慶長16年(1611年)、父の清正が死去したために熊本藩主を継いだ。若年であったため、藤堂高虎が後見人を務めたと言われている。しかし父と違って統率力に欠け、家臣団を完全に掌握することができず牛方馬方騒動など重臣の対立が発生し、政治は混乱したと言われている。
寛永9年(1632年)5月22日、江戸参府途上、品川宿で入府を止められ、池上本門寺にて上使稲葉正勝より改易の沙汰があり、出羽庄内藩主酒井忠勝にお預けとなった。

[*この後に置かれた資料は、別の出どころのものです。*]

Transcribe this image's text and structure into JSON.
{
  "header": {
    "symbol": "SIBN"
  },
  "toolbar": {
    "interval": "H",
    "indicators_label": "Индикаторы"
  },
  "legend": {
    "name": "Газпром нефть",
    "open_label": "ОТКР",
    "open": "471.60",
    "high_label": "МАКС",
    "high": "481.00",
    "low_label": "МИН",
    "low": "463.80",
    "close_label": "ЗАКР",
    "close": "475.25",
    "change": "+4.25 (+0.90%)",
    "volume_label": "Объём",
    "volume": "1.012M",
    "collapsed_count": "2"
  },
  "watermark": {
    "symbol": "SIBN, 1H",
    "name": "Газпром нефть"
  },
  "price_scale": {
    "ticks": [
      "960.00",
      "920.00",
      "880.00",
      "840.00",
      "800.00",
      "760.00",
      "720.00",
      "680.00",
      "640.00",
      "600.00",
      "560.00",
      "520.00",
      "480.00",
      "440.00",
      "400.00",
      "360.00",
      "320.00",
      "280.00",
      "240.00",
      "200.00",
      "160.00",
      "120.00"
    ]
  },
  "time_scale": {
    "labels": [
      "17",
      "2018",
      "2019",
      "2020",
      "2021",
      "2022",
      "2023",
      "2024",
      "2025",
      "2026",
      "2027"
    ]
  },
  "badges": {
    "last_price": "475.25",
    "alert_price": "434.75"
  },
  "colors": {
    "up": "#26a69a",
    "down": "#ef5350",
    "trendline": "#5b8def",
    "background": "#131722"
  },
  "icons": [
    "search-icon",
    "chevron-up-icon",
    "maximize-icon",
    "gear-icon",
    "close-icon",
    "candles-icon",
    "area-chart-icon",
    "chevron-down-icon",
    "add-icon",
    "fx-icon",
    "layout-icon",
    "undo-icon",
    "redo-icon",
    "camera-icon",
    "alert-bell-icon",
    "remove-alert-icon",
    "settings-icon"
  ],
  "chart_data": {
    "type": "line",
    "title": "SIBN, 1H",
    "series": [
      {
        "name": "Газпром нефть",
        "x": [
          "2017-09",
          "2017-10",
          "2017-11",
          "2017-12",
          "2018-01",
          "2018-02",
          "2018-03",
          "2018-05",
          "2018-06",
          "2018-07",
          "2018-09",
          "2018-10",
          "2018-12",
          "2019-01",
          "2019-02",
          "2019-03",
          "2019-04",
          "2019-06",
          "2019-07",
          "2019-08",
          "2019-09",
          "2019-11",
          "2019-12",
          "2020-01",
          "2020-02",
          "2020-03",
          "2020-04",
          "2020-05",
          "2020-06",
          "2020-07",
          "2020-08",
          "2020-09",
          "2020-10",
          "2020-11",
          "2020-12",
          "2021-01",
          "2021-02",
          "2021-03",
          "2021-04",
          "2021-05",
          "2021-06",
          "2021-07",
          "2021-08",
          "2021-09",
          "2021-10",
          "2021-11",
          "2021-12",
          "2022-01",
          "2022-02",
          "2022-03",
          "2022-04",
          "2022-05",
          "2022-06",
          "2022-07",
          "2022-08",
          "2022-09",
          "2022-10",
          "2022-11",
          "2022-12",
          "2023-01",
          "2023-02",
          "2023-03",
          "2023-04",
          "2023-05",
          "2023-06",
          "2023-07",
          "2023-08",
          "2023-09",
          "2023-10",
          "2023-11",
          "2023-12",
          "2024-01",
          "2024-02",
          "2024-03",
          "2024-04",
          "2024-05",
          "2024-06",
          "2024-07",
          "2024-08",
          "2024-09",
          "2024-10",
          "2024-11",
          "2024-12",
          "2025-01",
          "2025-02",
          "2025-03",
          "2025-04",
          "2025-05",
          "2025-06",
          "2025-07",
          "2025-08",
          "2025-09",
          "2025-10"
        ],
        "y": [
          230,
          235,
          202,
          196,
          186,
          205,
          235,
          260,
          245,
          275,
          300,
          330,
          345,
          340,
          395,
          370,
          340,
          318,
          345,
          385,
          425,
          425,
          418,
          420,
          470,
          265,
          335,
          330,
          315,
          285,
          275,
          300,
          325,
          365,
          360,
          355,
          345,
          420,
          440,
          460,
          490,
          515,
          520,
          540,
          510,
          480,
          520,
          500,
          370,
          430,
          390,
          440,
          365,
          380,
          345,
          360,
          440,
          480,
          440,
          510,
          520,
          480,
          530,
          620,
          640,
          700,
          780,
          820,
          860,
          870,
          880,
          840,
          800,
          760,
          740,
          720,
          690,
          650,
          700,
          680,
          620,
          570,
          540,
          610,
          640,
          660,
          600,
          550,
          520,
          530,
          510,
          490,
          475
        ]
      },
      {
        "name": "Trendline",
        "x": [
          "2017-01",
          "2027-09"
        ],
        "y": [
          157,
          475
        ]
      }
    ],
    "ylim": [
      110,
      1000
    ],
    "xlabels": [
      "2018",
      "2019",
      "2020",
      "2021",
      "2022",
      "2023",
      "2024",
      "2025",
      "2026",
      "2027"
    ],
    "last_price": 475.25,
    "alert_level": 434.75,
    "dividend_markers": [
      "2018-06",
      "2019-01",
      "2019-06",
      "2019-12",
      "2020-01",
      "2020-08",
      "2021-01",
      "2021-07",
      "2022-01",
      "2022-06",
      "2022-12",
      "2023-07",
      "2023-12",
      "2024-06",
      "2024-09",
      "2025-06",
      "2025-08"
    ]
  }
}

その後は出羽丸岡に1万石の所領を与えられ、1年遅れで丸岡に赴いた母・正応院とともにそこで余生を送った。丸岡は堪忍料であり、年貢の取立てなどは庄内藩の代官が行ったので、配所に赴いた家臣20名は専ら忠広の身辺に仕えた。忠広は、鬱憤を紛らすかのように書をしたり、和歌を詠んだり、金峯山参拝や水浴びなどをしたという。また、哀れに思い、酒井忠勝はたびたび在所を訪れたという。慶安4年(1651年)6月に母が没した2年後の承応2年(1653年)に1ヶ月程病に伏し、出羽丸岡にて酒井忠当に見取られて死去。享年53。墓所は山形県鶴岡市の本住寺。家臣の加藤主水は剃髪をし僧侶となり、忠広の墓守になったがのちに乱心したという。また、家臣のうち庄内藩に召抱えられたものもおり、その子孫は幕末まで庄内藩に仕えている。